Given how profitable diabetes is for pharmaceutical companies, many in the Type 1 community doubt the earnestness of those researching a cure. They believe finding a cure would not be in pharmaceutical companies best interests because a cure would cut into profits. So I wasn’t surprised by the many, many negative comments that accompanied an article that showed up in my Facebook feed about Johnson & Johnson collaborating with small, private company Viacyte on its stem cell-based cure. One reader wrote “Hopeful but skeptical. It doesn’t pay to find a cure…” Another wrote “Taking bets that Johnson and Johnson has ulterior motives and will stall the research now that it is involved with Viacyte.”

Honestly, all that pessimism was disheartening and, as much as I hate to say it, made me feel a bit empathetic toward J & J. (That’s something because I am still reeling from Martin Shkreli‘s 5,000% price hike when his company Turing Pharmaceuticals acquired the patent for Daraprim, a drug that used in malaria, HIV, and cancer treatments).

Here are FIVE reasons we should all take heart and think positively about the Johnson & Johnson and Viacyte partnership:

  1. Johnson & Johnson was already a financial supporter of Viacyte, committing $20 million in August 2014 for the future right to evaluate transactions related to its stem cell trials (guess they exercised that right this week!)
  2. Viacyte comes out on top here, acquiring 145 patents and 565 pending patent applications belonging to Johnson & Johnson.
  3. Type 1 is personal for Johnson & Johnson.

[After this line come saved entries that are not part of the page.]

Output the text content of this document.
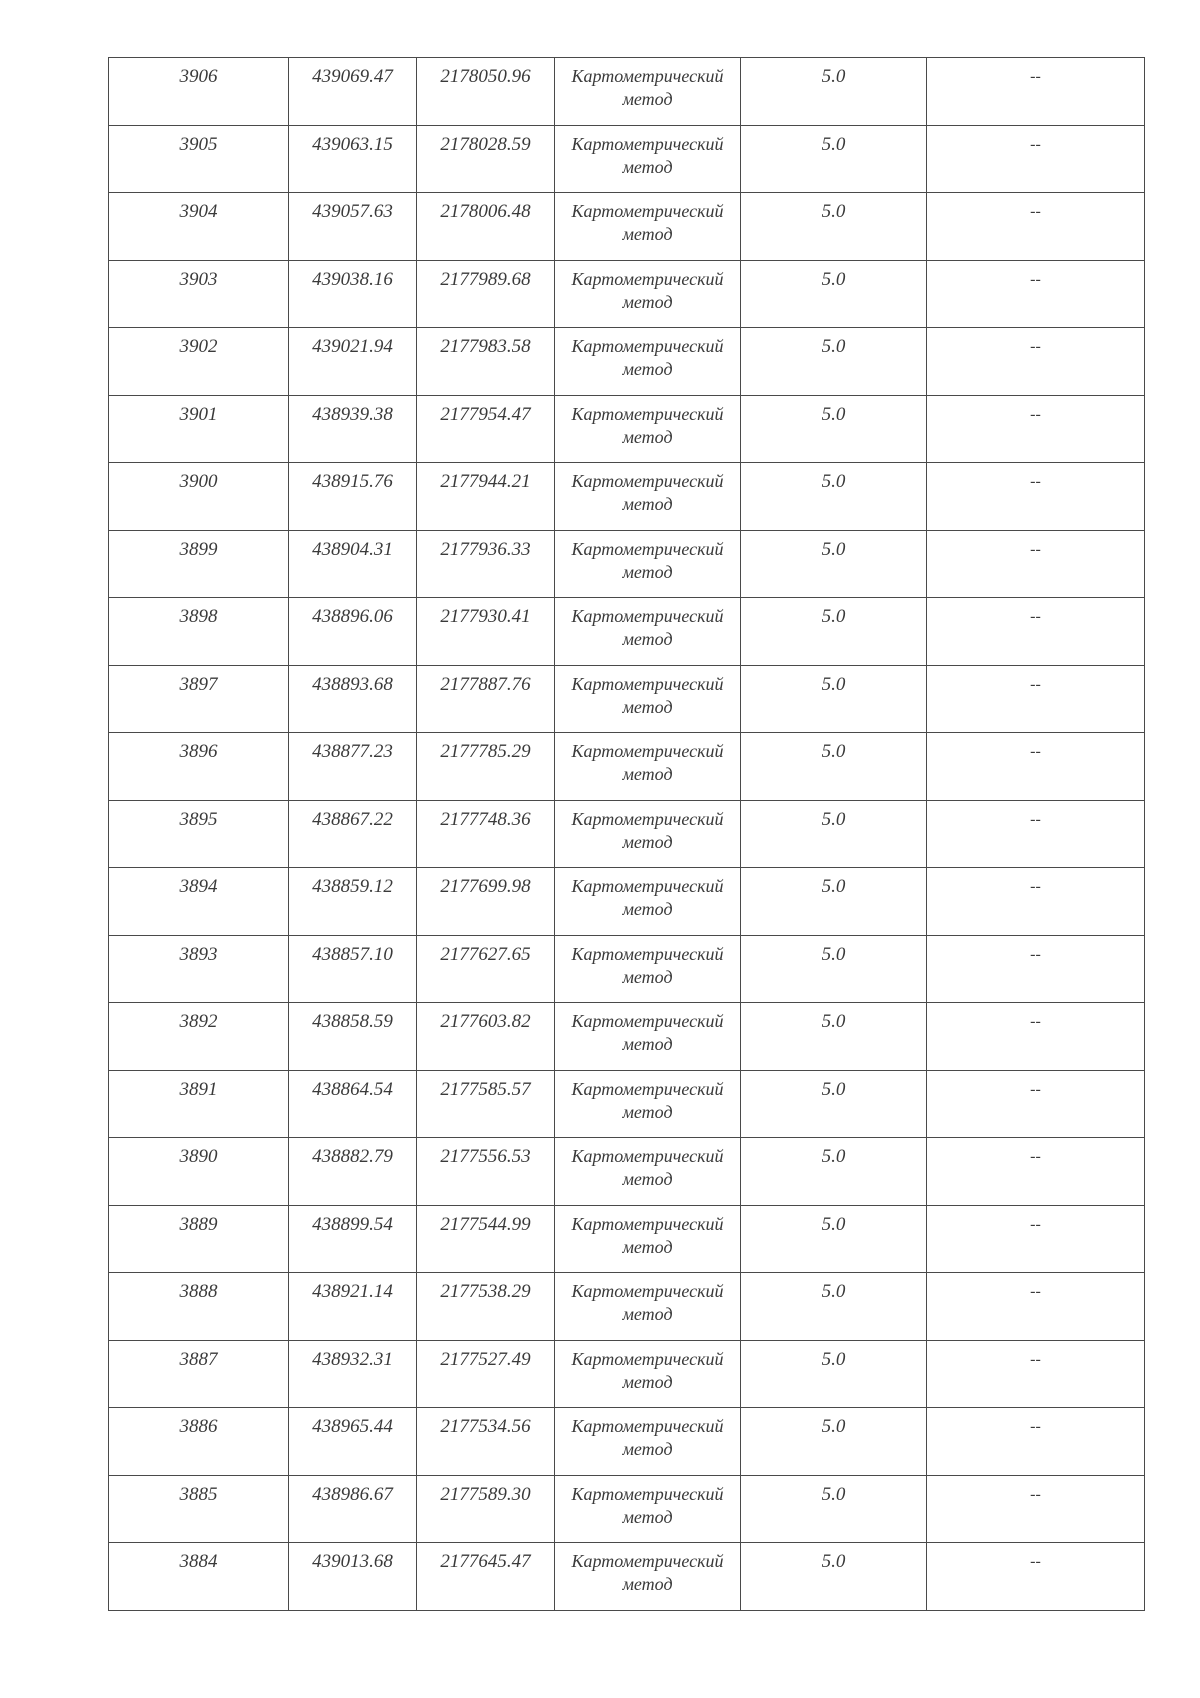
3906	439069.47	2178050.96	Картометрический метод	5.0	--
3905	439063.15	2178028.59	Картометрический метод	5.0	--
3904	439057.63	2178006.48	Картометрический метод	5.0	--
3903	439038.16	2177989.68	Картометрический метод	5.0	--
3902	439021.94	2177983.58	Картометрический метод	5.0	--
3901	438939.38	2177954.47	Картометрический метод	5.0	--
3900	438915.76	2177944.21	Картометрический метод	5.0	--
3899	438904.31	2177936.33	Картометрический метод	5.0	--
3898	438896.06	2177930.41	Картометрический метод	5.0	--
3897	438893.68	2177887.76	Картометрический метод	5.0	--
3896	438877.23	2177785.29	Картометрический метод	5.0	--
3895	438867.22	2177748.36	Картометрический метод	5.0	--
3894	438859.12	2177699.98	Картометрический метод	5.0	--
3893	438857.10	2177627.65	Картометрический метод	5.0	--
3892	438858.59	2177603.82	Картометрический метод	5.0	--
3891	438864.54	2177585.57	Картометрический метод	5.0	--
3890	438882.79	2177556.53	Картометрический метод	5.0	--
3889	438899.54	2177544.99	Картометрический метод	5.0	--
3888	438921.14	2177538.29	Картометрический метод	5.0	--
3887	438932.31	2177527.49	Картометрический метод	5.0	--
3886	438965.44	2177534.56	Картометрический метод	5.0	--
3885	438986.67	2177589.30	Картометрический метод	5.0	--
3884	439013.68	2177645.47	Картометрический метод	5.0	--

T1D runs in the Johnson family and Casey Johnson, great granddaughter of founder Robert Woods Johnson I, died of diabetic ketoacidosis (the result of blood glucose levels that are too high) in 2010. She stopped taking insulin.
  4. VC-01, Viacyte’s encapsulated stem-cell replacement technology, is already in phase 1 human trials and it is showing positive results. The FDA has expressed a willingness to fast track approval if all phases are as successful as anticipated.
  5. The VC-01 trial is being filmed for a documentary titled The Human Trial. Viacyte is giving filmmakers unprecedented access to trial participants, the lab, and the company’s research records. The film is backed by celebrities such as R&B artist Usher, and director/producer Lisa Hepner has plans to follow VC-01’s progress to its approval by the FDA. Lisa has lived with Type 1 for 22 years.